Using a laser deflection system we investigate lateral adhesion forces at liquid-solid interfaces. Our set-up consists of a laser, a deflectable capillary, and a position sensitive detector (PSD). Drops of liquid are moved laterally against solid substrates using the deflectable capillary. A laser beam incident on the capillary is reflected to the PSD, which instantly generates electric signals according to the lateral adhesion forces. With assistance of optical imaging, we have been able to resolve the drop motion synchronised to the force measurement.

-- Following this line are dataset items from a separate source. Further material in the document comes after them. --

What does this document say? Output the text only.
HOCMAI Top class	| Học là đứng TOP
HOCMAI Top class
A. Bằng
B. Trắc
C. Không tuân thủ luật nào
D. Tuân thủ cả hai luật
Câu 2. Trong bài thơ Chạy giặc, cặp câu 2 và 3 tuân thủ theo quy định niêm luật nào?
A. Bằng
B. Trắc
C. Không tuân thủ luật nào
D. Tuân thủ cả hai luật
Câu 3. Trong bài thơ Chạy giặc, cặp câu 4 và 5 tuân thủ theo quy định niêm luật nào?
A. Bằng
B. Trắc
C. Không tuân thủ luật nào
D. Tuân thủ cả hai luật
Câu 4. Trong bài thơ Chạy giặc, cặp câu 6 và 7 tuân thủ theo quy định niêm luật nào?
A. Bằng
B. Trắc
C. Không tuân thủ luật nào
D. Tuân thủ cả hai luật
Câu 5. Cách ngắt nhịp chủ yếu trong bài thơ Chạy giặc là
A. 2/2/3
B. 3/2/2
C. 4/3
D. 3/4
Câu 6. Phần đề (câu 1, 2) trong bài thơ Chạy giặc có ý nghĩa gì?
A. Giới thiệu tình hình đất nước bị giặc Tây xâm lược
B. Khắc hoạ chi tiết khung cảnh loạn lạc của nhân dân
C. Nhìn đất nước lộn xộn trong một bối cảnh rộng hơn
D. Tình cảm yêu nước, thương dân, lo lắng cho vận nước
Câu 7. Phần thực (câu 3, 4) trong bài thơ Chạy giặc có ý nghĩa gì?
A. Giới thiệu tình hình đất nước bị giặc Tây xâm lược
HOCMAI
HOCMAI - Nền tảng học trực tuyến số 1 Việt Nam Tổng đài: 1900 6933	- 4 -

Our results have demonstrated that the instantaneous lateral adhesion forces at the liquid-solid interfaces are determined by the front and rear contact angles as well as the contact width. More importantly, we report that the lateral adhesion force between a liquid drop and a solid can also be divided into a static and a kinetic regime. This striking analogy with solid–solid friction is a generic phenomenon that holds for liquids of different polarities and surface tensions on smooth, rough and structured surfaces.


1. Butt, H.-J., et al., Energy Dissipation of Moving Drops on Superhydrophobic and Superoleophobic Surfaces. Langmuir, 2017. 33(1): p. 107-116.

2. Gao, N., et al., How drops start sliding over solid surfaces. Nature Physics, 2018. 14: p. 191.